By Dr. Yuthika Bajpai Sharma, Gynaecology
The placenta is an organ in your body which grows in your womb during pregnancy.
Placental insufficiency, also known as placental dysfunction, is a rare but grievous pregnancy complication. It usually occurs when the placenta under-develops or is damaged. It is a blood flow disorder which results in a reduction in the blood supply. When the placenta starts malfunctioning, the oxygen supply and the nutrients from the mother to the baby is cut off. Without the required nutrients, the baby cannot survive further and this can lead to premature birth and other birth defects. Diagnosing this insufficiency is crucial for the mother and baby’s health.

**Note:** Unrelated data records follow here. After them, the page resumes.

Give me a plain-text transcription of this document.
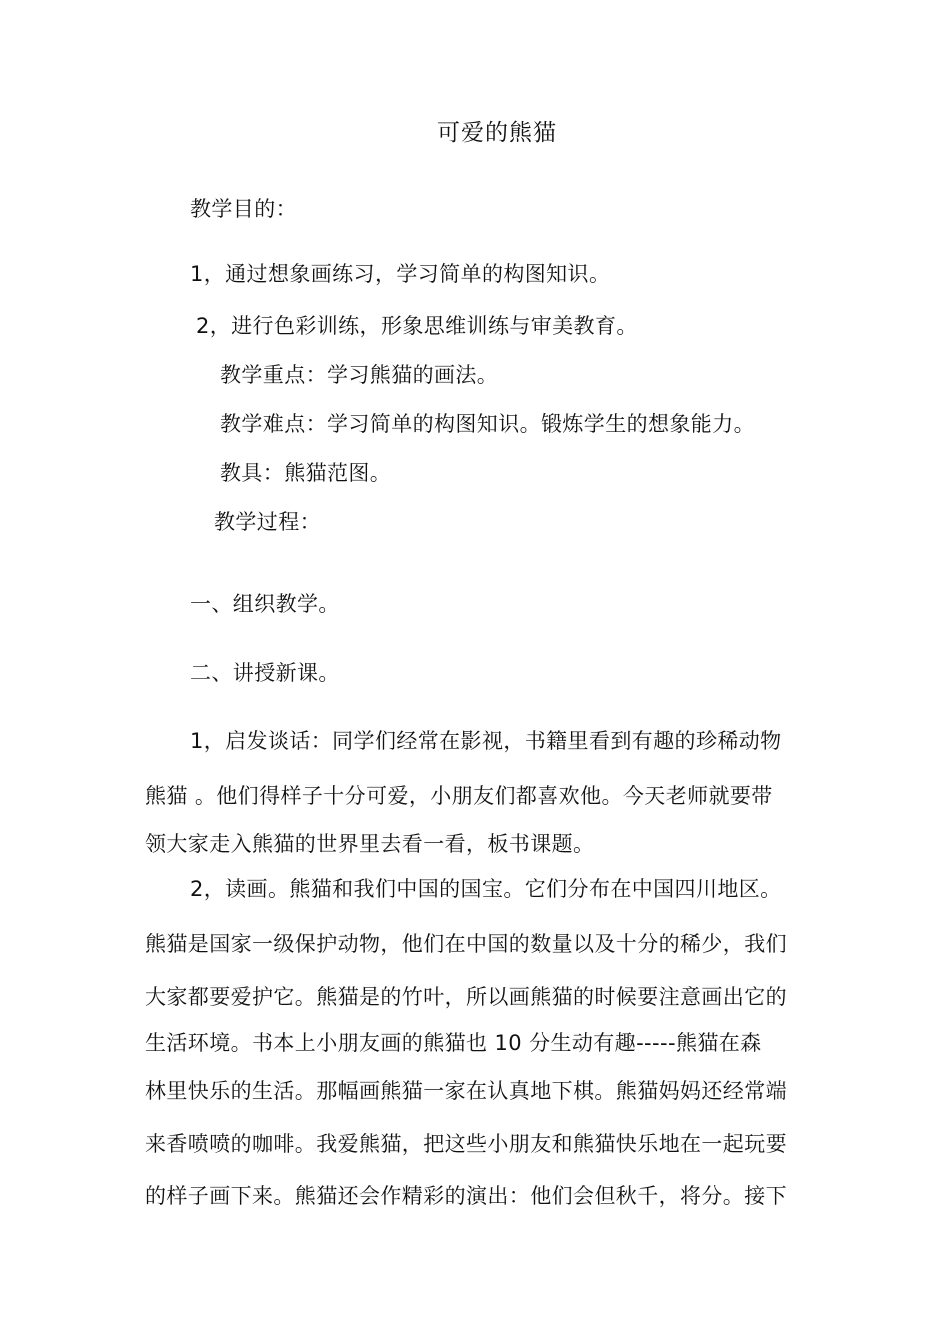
可爱的熊猫
教学目的：
1，通过想象画练习，学习简单的构图知识。
2，进行色彩训练，形象思维训练与审美教育。
教学重点：学习熊猫的画法。
教学难点：学习简单的构图知识。锻炼学生的想象能力。
教具：熊猫范图。
教学过程：
一、组织教学。
二、讲授新课。
1，启发谈话：同学们经常在影视，书籍里看到有趣的珍稀动物
熊猫 。他们得样子十分可爱，小朋友们都喜欢他。今天老师就要带
领大家走入熊猫的世界里去看一看，板书课题。
2，读画。熊猫和我们中国的国宝。它们分布在中国四川地区。
熊猫是国家一级保护动物，他们在中国的数量以及十分的稀少，我们
大家都要爱护它。熊猫是的竹叶，所以画熊猫的时候要注意画出它的
生活环境。书本上小朋友画的熊猫也 10 分生动有趣-----熊猫在森
林里快乐的生活。那幅画熊猫一家在认真地下棋。熊猫妈妈还经常端
来香喷喷的咖啡。我爱熊猫，把这些小朋友和熊猫快乐地在一起玩要
的样子画下来。熊猫还会作精彩的演出：他们会但秋千，将分。接下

Risks associated with placental insufficiency include:
- Placental abruption
- Excessive bleeding
- Blood clotting
- Oxygen deprivation
- Low blood sugar
- High RBC count
- Lung dysfunction
- Gastrointestinal problems
Diagnosis and Treatment For This Condition-
A placental insufficiency can be found during an ultrasound as it shows a smaller uterus and incorrect placement of the placenta. Checking the mother’s alpha-fetoprotein levels can also help in detecting the condition. Constantly monitoring and measuring the baby’s heart is necessary as this condition can cause damage to the foetus as well.

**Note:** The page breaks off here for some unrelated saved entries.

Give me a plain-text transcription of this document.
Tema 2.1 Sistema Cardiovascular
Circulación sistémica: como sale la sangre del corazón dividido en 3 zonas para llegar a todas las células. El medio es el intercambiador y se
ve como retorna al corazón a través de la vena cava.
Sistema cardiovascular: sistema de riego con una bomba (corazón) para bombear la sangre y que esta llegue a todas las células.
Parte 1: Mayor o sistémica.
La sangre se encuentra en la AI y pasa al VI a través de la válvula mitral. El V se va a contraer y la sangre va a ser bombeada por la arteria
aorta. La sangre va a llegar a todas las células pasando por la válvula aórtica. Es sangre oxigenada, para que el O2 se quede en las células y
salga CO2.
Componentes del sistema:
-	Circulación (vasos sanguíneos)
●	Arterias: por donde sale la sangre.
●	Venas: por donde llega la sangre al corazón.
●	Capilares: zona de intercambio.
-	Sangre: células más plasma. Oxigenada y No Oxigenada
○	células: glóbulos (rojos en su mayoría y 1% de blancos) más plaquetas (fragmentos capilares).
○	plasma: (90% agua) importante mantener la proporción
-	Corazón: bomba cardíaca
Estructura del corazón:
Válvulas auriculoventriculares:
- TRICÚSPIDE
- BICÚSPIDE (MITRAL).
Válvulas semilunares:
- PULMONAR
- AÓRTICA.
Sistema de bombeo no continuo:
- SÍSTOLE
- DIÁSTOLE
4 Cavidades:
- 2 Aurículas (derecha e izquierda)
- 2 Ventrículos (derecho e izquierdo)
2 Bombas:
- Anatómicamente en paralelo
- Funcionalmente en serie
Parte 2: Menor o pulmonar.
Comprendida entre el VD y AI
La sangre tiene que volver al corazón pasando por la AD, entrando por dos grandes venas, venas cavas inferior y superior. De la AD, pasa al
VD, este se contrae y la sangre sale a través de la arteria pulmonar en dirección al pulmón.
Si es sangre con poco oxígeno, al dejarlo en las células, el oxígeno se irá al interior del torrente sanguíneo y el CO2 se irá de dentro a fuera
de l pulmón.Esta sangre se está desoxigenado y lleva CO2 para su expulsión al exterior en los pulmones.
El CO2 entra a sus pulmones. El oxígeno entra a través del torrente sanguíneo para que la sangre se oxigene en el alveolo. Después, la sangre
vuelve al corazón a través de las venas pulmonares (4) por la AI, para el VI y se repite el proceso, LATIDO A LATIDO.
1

Preeclampsia (increased blood pressure and protein content in the urine) is the most major risk that placental insufficiency bears. However, if the blood pressure of the mother can be managed and kept under control, the infant can thrive and grow. If the mother is diabetic, the blood sugar levels also need to be constantly monitored and kept under control. Some physicians might also choose to give the mother steroid shots to provide strength to the infant’s lungs.
However, there is no cure for this condition. But with the necessary steps taken to provide medical assistance, the treatment can prove to be beneficial for the baby and mother’s health.